Shale gas interference with CCS

Geological sequestration requires a deep permeable geological formation into which captured CO2 can be injected, and an overlying impermeable formation, called a caprock, that keeps the buoyant CO2 within the injection formation. Shale formations typically have very low permeability and are considered to be good caprock formations. Production of natural gas from shale and other tight formations involves fracturing the shale with the explicit objective of greatly increasing the permeability of the shale. As such, shale gas production is in direct conflict with the use of shale formations as a caprock barrier to CO2 migration.

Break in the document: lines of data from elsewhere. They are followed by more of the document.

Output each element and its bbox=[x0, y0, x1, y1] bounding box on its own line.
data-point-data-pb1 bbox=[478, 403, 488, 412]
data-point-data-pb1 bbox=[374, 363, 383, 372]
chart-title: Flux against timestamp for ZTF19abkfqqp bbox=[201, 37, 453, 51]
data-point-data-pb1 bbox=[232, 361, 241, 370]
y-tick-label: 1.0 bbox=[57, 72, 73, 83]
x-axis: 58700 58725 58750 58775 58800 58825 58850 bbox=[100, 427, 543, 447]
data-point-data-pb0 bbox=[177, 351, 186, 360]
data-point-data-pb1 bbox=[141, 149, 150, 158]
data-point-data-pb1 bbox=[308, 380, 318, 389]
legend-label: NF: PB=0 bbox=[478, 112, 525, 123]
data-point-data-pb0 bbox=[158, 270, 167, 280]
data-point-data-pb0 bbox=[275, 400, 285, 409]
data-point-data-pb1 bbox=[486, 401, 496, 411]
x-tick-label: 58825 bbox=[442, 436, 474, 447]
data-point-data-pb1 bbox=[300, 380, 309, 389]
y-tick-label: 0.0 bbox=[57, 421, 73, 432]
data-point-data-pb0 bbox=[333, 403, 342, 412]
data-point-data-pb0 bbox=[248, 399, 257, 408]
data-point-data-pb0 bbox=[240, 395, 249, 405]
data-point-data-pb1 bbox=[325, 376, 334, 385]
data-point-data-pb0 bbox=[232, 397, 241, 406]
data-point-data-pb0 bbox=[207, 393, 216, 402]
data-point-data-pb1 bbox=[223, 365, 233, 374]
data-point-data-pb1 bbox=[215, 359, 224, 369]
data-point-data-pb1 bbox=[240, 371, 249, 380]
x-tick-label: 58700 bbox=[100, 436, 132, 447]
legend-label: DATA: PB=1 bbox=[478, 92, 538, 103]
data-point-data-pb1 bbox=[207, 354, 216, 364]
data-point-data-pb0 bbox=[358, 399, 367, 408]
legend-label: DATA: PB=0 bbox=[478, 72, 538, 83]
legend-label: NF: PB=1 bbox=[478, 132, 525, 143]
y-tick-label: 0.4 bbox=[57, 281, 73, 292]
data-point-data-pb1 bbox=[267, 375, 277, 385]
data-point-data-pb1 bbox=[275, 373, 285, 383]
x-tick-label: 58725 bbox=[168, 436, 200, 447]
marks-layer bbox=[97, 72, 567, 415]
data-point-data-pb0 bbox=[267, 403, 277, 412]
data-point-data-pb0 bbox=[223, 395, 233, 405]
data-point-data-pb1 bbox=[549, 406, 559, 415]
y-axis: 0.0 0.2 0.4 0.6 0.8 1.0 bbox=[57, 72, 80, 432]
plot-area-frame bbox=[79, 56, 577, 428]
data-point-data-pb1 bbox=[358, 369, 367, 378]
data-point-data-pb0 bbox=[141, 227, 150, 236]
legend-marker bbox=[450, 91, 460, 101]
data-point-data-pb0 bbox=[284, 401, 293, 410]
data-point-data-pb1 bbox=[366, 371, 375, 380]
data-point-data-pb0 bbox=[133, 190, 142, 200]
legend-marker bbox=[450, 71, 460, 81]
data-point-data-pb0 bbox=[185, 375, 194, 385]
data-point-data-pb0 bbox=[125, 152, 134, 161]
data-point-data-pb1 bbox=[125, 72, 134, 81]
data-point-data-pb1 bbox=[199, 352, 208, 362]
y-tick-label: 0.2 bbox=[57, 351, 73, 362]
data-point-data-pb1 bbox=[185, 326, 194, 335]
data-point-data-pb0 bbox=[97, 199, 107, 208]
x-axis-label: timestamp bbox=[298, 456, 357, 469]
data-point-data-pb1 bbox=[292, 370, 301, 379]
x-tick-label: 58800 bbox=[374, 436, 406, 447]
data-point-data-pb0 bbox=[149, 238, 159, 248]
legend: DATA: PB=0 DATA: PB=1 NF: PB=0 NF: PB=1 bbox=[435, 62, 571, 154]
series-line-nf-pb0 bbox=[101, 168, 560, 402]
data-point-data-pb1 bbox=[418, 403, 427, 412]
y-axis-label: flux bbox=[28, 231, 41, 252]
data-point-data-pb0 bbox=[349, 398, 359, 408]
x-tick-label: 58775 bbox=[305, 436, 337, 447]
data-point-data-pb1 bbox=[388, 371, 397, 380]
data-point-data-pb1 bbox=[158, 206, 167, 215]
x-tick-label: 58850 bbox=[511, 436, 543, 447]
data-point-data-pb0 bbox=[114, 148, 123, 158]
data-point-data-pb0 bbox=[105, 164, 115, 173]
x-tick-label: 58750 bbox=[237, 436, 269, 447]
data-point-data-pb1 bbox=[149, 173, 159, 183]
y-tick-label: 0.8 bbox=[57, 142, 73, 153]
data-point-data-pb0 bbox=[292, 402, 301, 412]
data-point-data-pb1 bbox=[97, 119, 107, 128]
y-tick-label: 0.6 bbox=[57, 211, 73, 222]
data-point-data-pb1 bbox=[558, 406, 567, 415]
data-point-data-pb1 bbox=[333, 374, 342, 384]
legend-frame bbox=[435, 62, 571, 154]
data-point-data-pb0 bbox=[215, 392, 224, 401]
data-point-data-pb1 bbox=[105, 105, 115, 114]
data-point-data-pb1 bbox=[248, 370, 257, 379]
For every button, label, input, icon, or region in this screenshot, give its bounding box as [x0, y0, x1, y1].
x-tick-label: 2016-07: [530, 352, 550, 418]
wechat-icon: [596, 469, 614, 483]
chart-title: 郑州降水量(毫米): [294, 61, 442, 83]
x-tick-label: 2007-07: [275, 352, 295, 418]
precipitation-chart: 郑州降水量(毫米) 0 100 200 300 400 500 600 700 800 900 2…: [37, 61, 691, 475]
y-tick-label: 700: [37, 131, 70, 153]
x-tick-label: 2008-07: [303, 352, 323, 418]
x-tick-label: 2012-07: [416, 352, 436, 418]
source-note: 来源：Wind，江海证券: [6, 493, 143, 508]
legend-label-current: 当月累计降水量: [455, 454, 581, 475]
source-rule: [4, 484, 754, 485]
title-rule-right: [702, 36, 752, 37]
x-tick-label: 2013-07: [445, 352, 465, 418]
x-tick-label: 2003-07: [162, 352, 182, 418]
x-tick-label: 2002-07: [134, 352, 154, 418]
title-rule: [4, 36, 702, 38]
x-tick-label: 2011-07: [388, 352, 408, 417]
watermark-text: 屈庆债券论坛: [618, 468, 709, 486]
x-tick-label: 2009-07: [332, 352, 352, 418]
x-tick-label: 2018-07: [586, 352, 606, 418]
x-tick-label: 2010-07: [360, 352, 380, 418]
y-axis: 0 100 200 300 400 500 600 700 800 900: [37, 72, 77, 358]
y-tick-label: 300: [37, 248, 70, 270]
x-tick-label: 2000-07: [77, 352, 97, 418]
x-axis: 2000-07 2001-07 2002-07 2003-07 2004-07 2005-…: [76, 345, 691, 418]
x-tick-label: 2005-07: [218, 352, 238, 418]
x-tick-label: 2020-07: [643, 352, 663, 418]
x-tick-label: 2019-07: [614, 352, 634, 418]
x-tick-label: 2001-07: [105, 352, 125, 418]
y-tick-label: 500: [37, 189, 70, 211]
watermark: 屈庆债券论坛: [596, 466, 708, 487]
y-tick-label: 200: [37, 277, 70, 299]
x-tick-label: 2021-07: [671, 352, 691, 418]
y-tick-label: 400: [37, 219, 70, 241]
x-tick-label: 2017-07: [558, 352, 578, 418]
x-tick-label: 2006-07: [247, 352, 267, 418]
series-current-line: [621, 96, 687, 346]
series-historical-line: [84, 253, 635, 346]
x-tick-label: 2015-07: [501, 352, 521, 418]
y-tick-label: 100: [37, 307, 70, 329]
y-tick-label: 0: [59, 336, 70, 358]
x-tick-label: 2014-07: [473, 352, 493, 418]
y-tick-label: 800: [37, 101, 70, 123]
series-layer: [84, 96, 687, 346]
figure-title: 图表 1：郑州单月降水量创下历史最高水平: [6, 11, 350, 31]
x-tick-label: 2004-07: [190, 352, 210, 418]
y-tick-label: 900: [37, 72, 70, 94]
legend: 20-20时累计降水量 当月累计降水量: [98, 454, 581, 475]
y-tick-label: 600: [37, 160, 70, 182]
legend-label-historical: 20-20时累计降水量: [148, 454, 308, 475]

The Celia Group has examined the locations in the United States where deep saline aquifers, suitable for CO2 sequestration exist, as well as the locations of gas production from shale and other tight formations (Figure 5). While estimated sequestration capacity for CO2 sequestration in deep saline aquifers is large, up to 80% of that capacity could be adversely affected by shale and tight gas production. Analysis of stationary sources of CO2 shows a similar effect: about two-thirds of the emissions from these sources are within 20 miles of a deep saline aquifer, but shale and tight gas production could affect up to 85% of these sources. These analyses indicate that colocation of deep saline aquifers with shale and tight gas production could significantly affect the sequestration capacity for CCS operations. This suggests that a more comprehensive management strategy for subsurface resource utilization should be developed.

Figure 5. A) EIA identified tight and shale gas basins, which could be use for unconventional gas production; B) saline basins identified by NATCARB as ideal storage formations; and C) overlap of (A) and (B). The gas basins overlap over 60% of the targeted saline formations within the contiguous continental United States.